They say that in Spring a young man's thoughts turn to love, but they never mention what a young woman's thoughts turn to, and that makes me kind of suspicious. Now that we're on the subject, what are old men and women's thoughts supposed to turn to, oatmeal? Sounds to me like there's a lot more going on than they want to admit.
But here we are in the middle of Spring, and it looks like a lot of folks here in Sydeville are turning their thoughts about as far away from love as you can get. Take Judith Farzolo now, down over on Mill Corners Road. She's what I mean when I start talking about young women's thoughts and Spring. You may recall that last November she met this english fellow and just took to him. Problem was, she already had herself a live-in boyfriend, some guy from over across Salmon Creek. Well, he was out in less than a week after he caught Judith and her bloke (that's what they call them in England) making eyes at each other down in Miller's grill around closing time. It wasn't January before Judith and the English bloke were married, but you and I know that folks in England and folks here at home just don't drive on the same side of the street. See now, that's especially a problem cause he's a truck driver. Now, don't ask me what they need people to drive trucks on such a little island as England, but apparently they do. Probably has something to do with that foot and mouth disease or mad cow disease or something. The point is, they're getting splitting up now too, and getting divorced over in Alton Bay, but none of this has escaped the attention of Sheriff Woods, who's looking to turn them both in to the Immigration and Naturalizing Service for illegally entering the country. They haven't worked out whether they can charge Judith with that, though, since she was born here in Sydeville and hasn't been downstate since a field trip to the Guggenhime in the seventh grade.

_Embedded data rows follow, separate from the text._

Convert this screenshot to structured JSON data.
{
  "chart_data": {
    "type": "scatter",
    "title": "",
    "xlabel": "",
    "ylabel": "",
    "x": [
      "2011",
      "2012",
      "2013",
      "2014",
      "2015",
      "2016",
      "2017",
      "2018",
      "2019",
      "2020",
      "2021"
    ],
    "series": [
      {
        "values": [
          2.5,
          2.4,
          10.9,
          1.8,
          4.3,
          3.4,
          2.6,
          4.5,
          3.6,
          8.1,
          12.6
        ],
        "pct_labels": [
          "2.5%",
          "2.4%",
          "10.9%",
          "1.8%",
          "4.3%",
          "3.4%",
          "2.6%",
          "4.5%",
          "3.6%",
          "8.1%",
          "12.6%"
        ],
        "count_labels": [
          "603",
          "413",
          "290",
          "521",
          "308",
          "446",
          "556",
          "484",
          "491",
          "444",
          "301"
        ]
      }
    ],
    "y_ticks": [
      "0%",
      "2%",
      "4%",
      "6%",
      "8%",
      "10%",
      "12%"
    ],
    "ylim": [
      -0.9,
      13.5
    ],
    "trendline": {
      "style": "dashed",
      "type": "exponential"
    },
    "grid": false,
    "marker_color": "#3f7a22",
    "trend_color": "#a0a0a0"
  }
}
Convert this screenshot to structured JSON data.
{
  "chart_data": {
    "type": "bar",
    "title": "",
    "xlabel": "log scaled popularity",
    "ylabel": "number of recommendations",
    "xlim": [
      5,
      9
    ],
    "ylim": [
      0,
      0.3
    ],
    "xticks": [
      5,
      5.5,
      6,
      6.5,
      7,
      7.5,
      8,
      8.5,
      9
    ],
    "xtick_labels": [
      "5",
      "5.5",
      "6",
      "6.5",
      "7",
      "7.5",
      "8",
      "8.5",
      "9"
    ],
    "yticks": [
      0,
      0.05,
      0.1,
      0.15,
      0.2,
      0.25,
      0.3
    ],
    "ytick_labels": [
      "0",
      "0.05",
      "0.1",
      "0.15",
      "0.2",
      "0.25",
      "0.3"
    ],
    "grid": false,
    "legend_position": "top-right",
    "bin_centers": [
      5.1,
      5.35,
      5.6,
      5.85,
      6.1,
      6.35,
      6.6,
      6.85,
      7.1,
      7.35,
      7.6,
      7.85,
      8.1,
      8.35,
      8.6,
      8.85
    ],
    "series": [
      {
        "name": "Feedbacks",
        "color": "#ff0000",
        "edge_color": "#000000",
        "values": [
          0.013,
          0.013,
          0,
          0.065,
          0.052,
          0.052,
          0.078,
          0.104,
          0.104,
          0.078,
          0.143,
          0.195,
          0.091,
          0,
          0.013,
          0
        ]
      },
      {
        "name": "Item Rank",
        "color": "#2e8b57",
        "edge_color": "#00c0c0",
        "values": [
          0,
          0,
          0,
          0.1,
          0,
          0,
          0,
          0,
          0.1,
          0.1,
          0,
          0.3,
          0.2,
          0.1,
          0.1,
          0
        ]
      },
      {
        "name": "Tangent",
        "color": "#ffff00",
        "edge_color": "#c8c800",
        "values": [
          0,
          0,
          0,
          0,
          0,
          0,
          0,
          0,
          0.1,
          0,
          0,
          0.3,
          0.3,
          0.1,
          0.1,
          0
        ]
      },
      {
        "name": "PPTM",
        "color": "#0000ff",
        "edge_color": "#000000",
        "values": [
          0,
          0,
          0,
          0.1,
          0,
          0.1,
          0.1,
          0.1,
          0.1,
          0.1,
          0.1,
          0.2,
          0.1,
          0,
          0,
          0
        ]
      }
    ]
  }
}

None of this has stopped Judith's mother, Mary Farzolo, from leading the restoration of the flower beds down at the Methodist church. You'll all remember that a couple years ago the beautification committee decided to design the beds according to a millenium theme. Problem was, they couldn't rightly decide which year was the proper start of the millenium. Ms. Brown, the math teacher down at Farewell Jenkins Middle School insisted that the new millenium started this January, 2001. The only solution the committee could think of was to wait the whole year before planting the design. Now that the ground has finally gone unfrozen - thank you, Kevin Williams! - they're putting in the flowers. The design is supposed to look like fireworks, with a scatter of bursts of color, and although some folks have commented that that's what a flower bed usually looks like, the mayor himself has complemented the committee for their creativity.
Well, it's time for me to tend my own garden before the whole thing goes green, as they say. How does the saying go - in like a lion? Well, out with the old and all that, but don't spend too much time frollicking in the fresh green grass to miss that special down at the Big-T: two-pound pork loins for a dollar! You won't find those kinds of deals in Filene's Basement, if you know what I mean.